Research Update in 2020 Shows 5G is a Threat to the Environment
Several literature reviews warn that non-ionizing EMFs are an “emerging threat” to wildlife (Balmori 2015, Curachi 2013, Sivani 2012) and impacts to pollinators are documented in published studies (Favre 2011, Kumar et.al., 2011, Lazaro et al., 2016). This research is why the government of India tightened allowable radiofrequency radiation limits (Sivani 2012) . Field research has found years of exposure to cell tower radiation damages trees (Waldmann-Selsam, C., et al. 2016, Helmut 2016, Haggerty 2010) and plants (Halgamuge 2017, Pall 2016, Halgamuge and Davis 2019). Radiofrequency radiation has been found to affect the magnetic sense of invertebrates (including insects) (Tomanová and Vácha, 2016; Vácha et al., 2009) birds (Engels et al., 2014) and mammals (Malkemper et al., 2015). Furthermore research shows bees and pollinators could suffer serious impacts from the higher frequencies to be used in 5G as the higher frequencies resonate with their bodies resulting in up to 370% higher absorbed power.

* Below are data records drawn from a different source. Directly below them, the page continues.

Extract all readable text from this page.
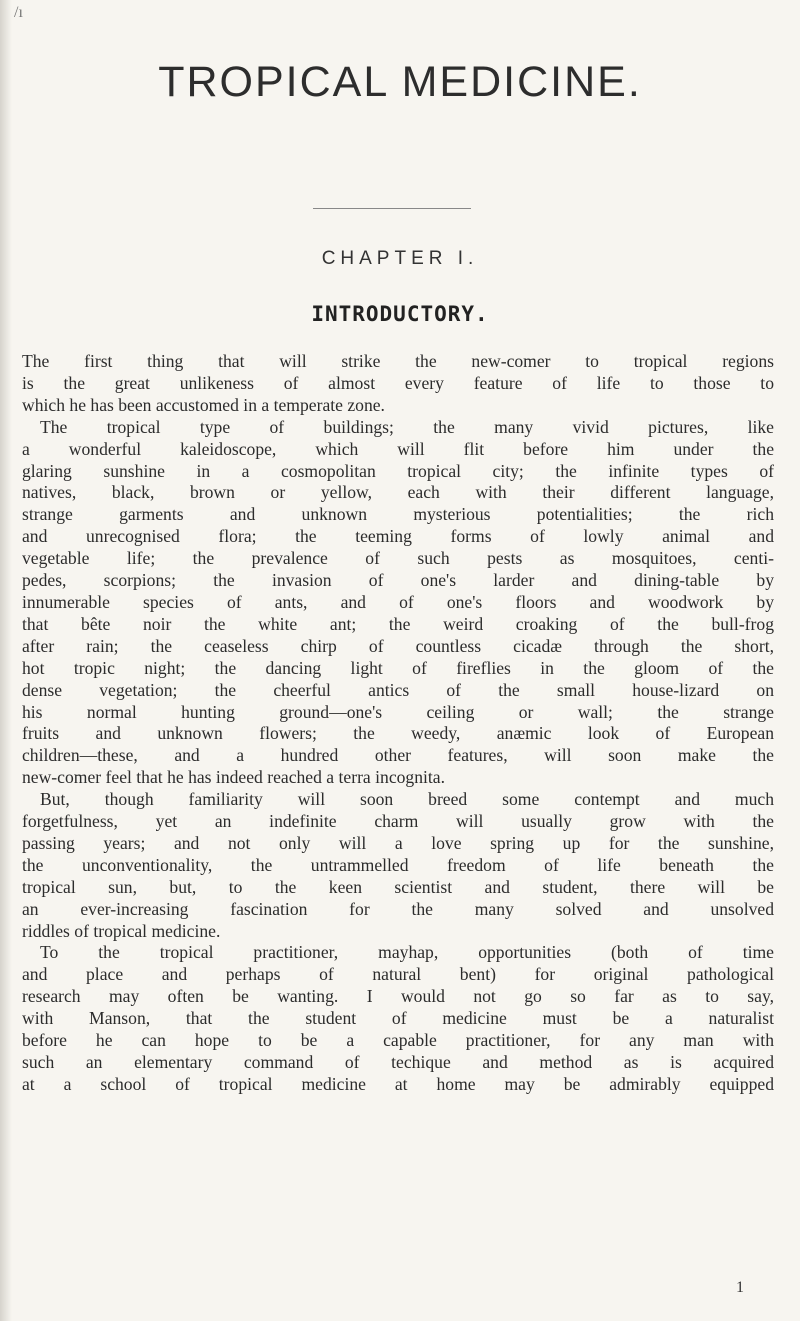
/ı
TROPICAL MEDICINE.
CHAPTER I.
INTRODUCTORY.
The first thing that will strike the new-comer to tropical regions
is the great unlikeness of almost every feature of life to those to
which he has been accustomed in a temperate zone.
The tropical type of buildings; the many vivid pictures, like
a wonderful kaleidoscope, which will flit before him under the
glaring sunshine in a cosmopolitan tropical city; the infinite types of
natives, black, brown or yellow, each with their different language,
strange garments and unknown mysterious potentialities; the rich
and unrecognised flora; the teeming forms of lowly animal and
vegetable life; the prevalence of such pests as mosquitoes, centi-
pedes, scorpions; the invasion of one's larder and dining-table by
innumerable species of ants, and of one's floors and woodwork by
that bête noir the white ant; the weird croaking of the bull-frog
after rain; the ceaseless chirp of countless cicadæ through the short,
hot tropic night; the dancing light of fireflies in the gloom of the
dense vegetation; the cheerful antics of the small house-lizard on
his normal hunting ground—one's ceiling or wall; the strange
fruits and unknown flowers; the weedy, anæmic look of European
children—these, and a hundred other features, will soon make the
new-comer feel that he has indeed reached a terra incognita.
But, though familiarity will soon breed some contempt and much
forgetfulness, yet an indefinite charm will usually grow with the
passing years; and not only will a love spring up for the sunshine,
the unconventionality, the untrammelled freedom of life beneath the
tropical sun, but, to the keen scientist and student, there will be
an ever-increasing fascination for the many solved and unsolved
riddles of tropical medicine.
To the tropical practitioner, mayhap, opportunities (both of time
and place and perhaps of natural bent) for original pathological
research may often be wanting. I would not go so far as to say,
with Manson, that the student of medicine must be a naturalist
before he can hope to be a capable practitioner, for any man with
such an elementary command of techique and method as is acquired
at a school of tropical medicine at home may be admirably equipped
1
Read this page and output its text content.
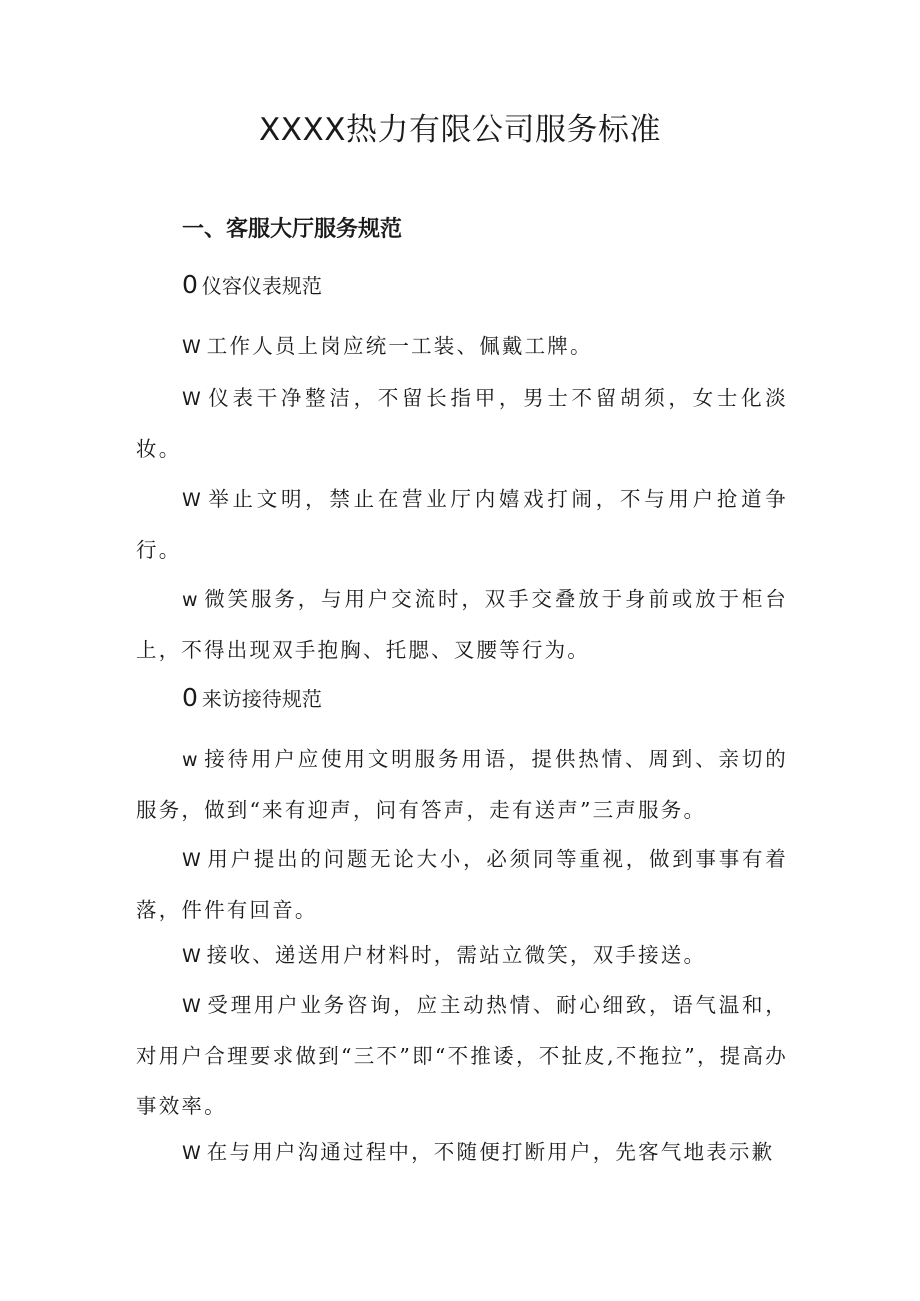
XXXX热力有限公司服务标准
一、客服大厅服务规范
0 仪容仪表规范
W 工作人员上岗应统一工装、佩戴工牌。
W 仪表干净整洁，不留长指甲，男士不留胡须，女士化淡妆。
W 举止文明，禁止在营业厅内嬉戏打闹，不与用户抢道争行。
w 微笑服务，与用户交流时，双手交叠放于身前或放于柜台上，不得出现双手抱胸、托腮、叉腰等行为。
0 来访接待规范
w 接待用户应使用文明服务用语，提供热情、周到、亲切的服务，做到“来有迎声，问有答声，走有送声”三声服务。
W 用户提出的问题无论大小，必须同等重视，做到事事有着落，件件有回音。
W 接收、递送用户材料时，需站立微笑，双手接送。
W 受理用户业务咨询，应主动热情、耐心细致，语气温和，对用户合理要求做到“三不”即“不推诿，不扯皮,不拖拉”，提高办事效率。
W 在与用户沟通过程中，不随便打断用户，先客气地表示歉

Currently there is no U.S. Government-funded research program into the non-thermal biological effects of RF emissions to the environment. The EPA, which formerly conducted such research, lost all of its research funding in 1996, and has done nothing since. In July 2020 the Director of the Radiation Protection Division of the EPA Lee Ann B. Veal wrote Theodora Scarato Executive Director of EHT that the EPA had no funded mandate to regarding wireless radiofrequency matters and that they are not aware of any developed safety limits or research reviews related to impacts of wireless on birds bees and the environment. Read the letter. The EPA stated their last research review was their 1984 Report. The FCC confirmed in a USTTI webinar October 15, 2020 that their limits were for humans only.
Thus when companies state that proposed antennas are FCC compliant, this has no applicability to protections for bees, trees or the environment. As the scientific literature amply demonstrates, findings demonstrate the pressing need for a heavily-funded federal environmental- oriented research program and compliance with NEPA that considers impacts to wildlife from the increased radiofrequency radiation.